To (reluctantly) be fair, the teen in question had supposedly extremely high grades, had been to the White House dinner and was recognised by Barack Obama, and is clearly a social media star of some sort. Writing BlackLivesMatter over and over again on his application was cheap rhetoric but it was in response to a specific question on his application rather than an essay:

In response to a question asking “What matters to you, and why?" the teen wrote "#BlackLivesMatter" exactly 100 times.

it's not literally all he had going for him.

Stanford didn't just accept some total rando because he wrote Black Live Matter.

the teen in question had supposedly extremely high grades, had been to the White House dinner and was recognised by Barack Obama, and is clearly a social media star of some sort

The high grades are relevant, the rest of it is padding that should have been ignored (Obama let that kid with the clock/bomb visit the White House, getting to visit Obama in the White House was not a mark of distinction).

He wrote something stupid for an essay (did not fill in the part about "why does this matter to you?") and so should have been failed. If he was academically able to follow the instructions and produce a readable essay, as the high grades would argue, this is rubbish that is unacceptable as any kind of class work much less an application for a place to a selective university.

To (reluctantly) be fair, the teen in question had supposedly extremely high grades, had been to the White House dinner and was recognised by Barack Obama, and is clearly a social media star of some sort.

He also happens to be the son of Shakil Ahmed, a rather big deal formerly of Morgan Stanley.

Daddy's deep pockets as possible future donor sealed the deal, then?

Her essay wasn't a summary, but it was hardly specific, nor did it reference findings from the article. Should a citation have been specified in the rubric as a requirement? Sure. But, personally, it goes without saying.

It doesn't go without saying. At this point you're justifying not just a low score but a zero on a section of the grading based on a criterion which didn't appear, in which case why provide a rubric at all?

The criterion does appear, in the statement "some aspect." Fulnecky did not address a specific argument (aspect) that the article advances. This, in my experience, is a very common expectation. You are overestimating the degree to which grad student instructors and even full tenured profs are surgically specific in the way they construct rubrics - plenty goes unsaid. I will concede that my interpretation is not definitive, but the professors comments suggest that the grade was related to this lack of specific argumentation.

At this point you're insisting a vague term ('some aspect') means something very specific (there must be a citation to the specific part of the article being reacted to). I simply don't believe this.

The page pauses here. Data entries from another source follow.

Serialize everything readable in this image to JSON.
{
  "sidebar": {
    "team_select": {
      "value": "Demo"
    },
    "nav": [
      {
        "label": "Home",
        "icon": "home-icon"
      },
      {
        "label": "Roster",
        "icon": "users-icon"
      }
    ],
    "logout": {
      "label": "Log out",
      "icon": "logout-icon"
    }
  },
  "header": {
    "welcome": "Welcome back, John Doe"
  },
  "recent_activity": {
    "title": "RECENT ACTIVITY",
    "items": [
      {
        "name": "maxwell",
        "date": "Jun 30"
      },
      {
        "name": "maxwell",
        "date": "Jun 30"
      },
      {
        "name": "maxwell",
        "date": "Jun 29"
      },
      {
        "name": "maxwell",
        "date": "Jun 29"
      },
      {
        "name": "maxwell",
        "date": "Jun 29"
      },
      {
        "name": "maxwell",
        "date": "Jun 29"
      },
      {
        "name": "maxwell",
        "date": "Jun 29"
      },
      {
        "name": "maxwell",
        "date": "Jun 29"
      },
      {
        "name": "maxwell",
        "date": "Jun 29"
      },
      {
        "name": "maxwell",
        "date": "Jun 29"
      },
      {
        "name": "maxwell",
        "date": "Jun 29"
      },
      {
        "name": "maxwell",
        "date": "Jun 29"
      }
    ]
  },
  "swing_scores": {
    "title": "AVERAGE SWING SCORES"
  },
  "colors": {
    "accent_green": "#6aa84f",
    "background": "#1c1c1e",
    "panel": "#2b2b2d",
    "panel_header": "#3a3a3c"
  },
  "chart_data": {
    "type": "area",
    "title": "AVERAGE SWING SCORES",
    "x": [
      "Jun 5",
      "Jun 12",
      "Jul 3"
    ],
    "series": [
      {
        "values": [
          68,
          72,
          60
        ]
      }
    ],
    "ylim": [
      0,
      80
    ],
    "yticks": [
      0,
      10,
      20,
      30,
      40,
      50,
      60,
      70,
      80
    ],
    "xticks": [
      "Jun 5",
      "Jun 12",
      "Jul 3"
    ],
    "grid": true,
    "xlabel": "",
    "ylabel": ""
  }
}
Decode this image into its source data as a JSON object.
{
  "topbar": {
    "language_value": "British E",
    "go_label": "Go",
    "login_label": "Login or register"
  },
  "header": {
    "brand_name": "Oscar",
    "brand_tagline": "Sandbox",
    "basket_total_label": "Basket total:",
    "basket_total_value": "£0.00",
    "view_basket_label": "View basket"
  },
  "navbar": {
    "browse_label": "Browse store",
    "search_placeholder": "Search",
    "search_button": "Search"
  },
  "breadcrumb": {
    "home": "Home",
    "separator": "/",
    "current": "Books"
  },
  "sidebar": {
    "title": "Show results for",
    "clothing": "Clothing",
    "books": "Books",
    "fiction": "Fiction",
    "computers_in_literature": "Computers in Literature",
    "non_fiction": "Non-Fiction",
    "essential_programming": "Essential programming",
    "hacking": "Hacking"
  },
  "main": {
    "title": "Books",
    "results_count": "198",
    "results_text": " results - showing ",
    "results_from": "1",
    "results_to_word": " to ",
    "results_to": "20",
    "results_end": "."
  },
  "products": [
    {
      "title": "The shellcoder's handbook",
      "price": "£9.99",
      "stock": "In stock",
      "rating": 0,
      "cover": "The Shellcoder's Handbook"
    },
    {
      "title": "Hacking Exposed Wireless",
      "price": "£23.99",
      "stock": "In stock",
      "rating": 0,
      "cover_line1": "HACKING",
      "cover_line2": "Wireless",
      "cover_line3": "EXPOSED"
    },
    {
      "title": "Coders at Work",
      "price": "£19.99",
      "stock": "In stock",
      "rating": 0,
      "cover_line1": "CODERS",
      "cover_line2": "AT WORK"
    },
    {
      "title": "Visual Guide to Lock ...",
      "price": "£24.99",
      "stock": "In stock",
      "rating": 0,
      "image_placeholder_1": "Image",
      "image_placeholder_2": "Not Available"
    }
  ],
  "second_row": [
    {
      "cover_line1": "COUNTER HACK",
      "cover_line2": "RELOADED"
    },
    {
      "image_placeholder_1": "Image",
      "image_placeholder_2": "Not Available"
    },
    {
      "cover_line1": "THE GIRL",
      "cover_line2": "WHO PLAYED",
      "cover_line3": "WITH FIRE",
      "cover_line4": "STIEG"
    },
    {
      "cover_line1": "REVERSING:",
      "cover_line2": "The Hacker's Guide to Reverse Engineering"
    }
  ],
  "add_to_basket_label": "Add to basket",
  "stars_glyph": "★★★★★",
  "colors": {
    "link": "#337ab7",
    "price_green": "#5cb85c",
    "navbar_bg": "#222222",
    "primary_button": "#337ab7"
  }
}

I'm not saying it needs to be an APA-consistent academic citation. I just mean she needs to mention some particular detail from the article, which she does not. This interpretation seems most likely to me in light of my experiences with these assignments. They are basically reading checks, and the professor would not be mistaken for thinking Fulnecky didn't read the article at all. We may just not see eye-to-eye on how to read this thing. Cheers.

Doesn’t she mention the article assumes teasing creates gender roles but she thinks gender rules are created by God? Seems like she is addressing a specific point.